ECLI:NL:RBGEL:2025:5120
Rechtbank Gelderland
- Tussenuitspraak
- Rechtspraak.nl
Tussenvonnis in verstekzaak met voornemen tot verwijzing naar de kantonrechter
In deze zaak, die diende voor de Rechtbank Gelderland, is op 21 mei 2025 een tussenvonnis uitgesproken in een verstekzaak. De eiseres, een besloten vennootschap met beperkte aansprakelijkheid, heeft vorderingen ingesteld tegen twee gedaagden, waarvan één een natuurlijke persoon is die handelt onder een handelsnaam en de ander ook een besloten vennootschap is. De vorderingen zijn gebaseerd op twee koopovereenkomsten en twee leaseovereenkomsten die samenhangen met deze koopovereenkomsten. De hoofdsom die door eiseres van gedaagde 1 wordt gevorderd bedraagt € 42.638,15, terwijl de vordering op gedaagde 2 € 6.561,18 bedraagt.

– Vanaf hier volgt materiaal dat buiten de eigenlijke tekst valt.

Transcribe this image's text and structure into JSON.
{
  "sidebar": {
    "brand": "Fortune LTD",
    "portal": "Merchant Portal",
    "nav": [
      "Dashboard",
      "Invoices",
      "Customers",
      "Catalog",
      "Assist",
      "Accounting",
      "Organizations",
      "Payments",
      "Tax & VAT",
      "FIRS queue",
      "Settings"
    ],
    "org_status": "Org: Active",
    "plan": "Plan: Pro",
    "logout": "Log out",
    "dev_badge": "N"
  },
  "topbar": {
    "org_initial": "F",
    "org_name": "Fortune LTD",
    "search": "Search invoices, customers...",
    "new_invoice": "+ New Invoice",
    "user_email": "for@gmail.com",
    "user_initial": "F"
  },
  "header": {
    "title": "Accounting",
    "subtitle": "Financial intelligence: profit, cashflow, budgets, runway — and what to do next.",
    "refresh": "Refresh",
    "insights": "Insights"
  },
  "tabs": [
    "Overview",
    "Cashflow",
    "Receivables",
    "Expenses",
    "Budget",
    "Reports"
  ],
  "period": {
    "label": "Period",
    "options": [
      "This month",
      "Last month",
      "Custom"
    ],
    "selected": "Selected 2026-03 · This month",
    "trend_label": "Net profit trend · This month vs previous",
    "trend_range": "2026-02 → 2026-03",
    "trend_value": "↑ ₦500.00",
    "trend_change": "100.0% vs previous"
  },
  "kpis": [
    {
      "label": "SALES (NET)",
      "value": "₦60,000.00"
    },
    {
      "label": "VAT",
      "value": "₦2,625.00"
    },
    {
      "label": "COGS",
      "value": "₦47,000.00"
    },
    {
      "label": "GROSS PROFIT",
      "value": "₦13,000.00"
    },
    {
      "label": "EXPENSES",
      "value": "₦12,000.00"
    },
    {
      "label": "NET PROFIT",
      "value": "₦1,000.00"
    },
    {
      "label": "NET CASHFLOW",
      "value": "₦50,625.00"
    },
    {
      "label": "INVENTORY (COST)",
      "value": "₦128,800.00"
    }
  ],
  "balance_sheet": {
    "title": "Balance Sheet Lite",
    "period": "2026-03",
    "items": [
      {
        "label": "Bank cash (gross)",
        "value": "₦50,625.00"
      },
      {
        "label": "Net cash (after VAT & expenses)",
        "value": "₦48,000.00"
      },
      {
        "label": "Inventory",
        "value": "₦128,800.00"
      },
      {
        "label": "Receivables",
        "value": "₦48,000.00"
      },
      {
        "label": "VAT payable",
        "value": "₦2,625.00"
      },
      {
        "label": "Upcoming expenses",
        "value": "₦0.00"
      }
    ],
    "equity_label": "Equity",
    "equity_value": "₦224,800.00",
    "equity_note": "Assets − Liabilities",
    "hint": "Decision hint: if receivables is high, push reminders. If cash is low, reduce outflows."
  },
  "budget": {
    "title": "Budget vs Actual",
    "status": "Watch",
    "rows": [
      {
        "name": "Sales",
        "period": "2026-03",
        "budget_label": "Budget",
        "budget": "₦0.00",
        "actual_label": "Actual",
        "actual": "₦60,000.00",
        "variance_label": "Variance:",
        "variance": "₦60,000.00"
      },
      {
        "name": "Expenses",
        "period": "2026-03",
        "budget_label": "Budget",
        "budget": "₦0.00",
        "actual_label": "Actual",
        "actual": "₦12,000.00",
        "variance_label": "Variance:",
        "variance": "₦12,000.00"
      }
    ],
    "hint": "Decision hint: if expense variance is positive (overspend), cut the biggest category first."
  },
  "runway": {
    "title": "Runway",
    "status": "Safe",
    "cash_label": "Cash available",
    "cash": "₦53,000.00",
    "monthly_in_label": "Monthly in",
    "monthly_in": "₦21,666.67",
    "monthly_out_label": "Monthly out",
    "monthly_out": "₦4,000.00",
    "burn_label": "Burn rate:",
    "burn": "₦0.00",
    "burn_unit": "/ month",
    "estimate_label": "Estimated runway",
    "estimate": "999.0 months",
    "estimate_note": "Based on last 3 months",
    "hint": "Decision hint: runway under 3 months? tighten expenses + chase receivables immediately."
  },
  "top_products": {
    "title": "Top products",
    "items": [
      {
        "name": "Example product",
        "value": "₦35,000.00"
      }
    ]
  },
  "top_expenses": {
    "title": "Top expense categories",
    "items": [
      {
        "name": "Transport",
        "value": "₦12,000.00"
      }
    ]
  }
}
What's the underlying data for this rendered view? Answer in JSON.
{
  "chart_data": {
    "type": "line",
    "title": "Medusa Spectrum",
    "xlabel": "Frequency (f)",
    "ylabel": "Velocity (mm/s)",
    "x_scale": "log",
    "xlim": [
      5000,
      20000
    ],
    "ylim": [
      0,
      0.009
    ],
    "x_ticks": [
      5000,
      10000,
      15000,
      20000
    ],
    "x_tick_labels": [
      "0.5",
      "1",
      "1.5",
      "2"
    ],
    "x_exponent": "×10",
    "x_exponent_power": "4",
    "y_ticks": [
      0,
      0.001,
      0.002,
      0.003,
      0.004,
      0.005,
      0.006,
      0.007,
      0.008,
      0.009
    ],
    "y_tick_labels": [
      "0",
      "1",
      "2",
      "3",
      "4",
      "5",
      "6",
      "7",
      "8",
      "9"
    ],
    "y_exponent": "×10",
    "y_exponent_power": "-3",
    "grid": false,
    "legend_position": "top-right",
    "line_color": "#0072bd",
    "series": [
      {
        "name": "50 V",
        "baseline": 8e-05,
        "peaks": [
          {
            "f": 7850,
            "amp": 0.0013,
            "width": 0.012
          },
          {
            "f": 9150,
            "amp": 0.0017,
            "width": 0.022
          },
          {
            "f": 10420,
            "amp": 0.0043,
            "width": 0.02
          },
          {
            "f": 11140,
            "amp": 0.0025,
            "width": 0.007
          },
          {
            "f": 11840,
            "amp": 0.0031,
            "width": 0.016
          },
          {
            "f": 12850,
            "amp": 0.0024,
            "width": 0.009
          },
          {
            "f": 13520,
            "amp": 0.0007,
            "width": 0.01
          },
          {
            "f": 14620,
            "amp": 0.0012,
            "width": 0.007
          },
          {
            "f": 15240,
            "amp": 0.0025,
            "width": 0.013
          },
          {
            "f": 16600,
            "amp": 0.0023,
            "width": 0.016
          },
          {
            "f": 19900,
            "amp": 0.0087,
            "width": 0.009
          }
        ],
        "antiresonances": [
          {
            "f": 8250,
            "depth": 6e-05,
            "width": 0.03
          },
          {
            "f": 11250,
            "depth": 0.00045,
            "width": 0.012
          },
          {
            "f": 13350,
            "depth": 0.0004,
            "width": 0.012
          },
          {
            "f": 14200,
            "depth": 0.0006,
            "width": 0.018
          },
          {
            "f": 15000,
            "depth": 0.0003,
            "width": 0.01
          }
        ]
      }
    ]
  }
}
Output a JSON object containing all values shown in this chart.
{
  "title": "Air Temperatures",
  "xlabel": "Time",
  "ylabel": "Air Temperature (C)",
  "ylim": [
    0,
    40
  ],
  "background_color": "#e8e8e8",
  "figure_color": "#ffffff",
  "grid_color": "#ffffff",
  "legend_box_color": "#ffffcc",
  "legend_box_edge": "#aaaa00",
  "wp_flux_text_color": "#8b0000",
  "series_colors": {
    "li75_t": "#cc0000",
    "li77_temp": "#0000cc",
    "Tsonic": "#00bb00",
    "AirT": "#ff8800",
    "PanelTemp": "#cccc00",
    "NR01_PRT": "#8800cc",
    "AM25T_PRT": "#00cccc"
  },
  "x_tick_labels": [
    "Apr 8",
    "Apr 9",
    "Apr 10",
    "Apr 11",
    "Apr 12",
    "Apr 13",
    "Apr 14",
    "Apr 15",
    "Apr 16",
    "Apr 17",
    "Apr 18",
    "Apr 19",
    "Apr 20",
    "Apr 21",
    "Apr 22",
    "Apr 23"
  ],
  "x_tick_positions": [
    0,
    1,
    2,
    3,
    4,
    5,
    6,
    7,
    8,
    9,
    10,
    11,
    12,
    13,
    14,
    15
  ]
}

De rechtbank heeft in haar beoordeling verwezen naar de relevante artikelen van het Wetboek van Burgerlijke Rechtsvordering (Rv), met name artikel 93 en artikel 94, die betrekking hebben op de bevoegdheid van de kantonrechter. De rechtbank is voornemens om de zaak ambtshalve naar de kantonrechter te verwijzen, omdat de vorderingen onder de bepalingen vallen die de kantonrechter bevoegd maken. Voordat deze verwijzing plaatsvindt, zal de rechtbank eiseres de gelegenheid geven om zich hierover uit te laten. De zaak is aangehouden voor verdere beslissingen en zal opnieuw op de rol komen op 4 juni 2025, waar eiseres een akte kan indienen over de mogelijke verwijzing.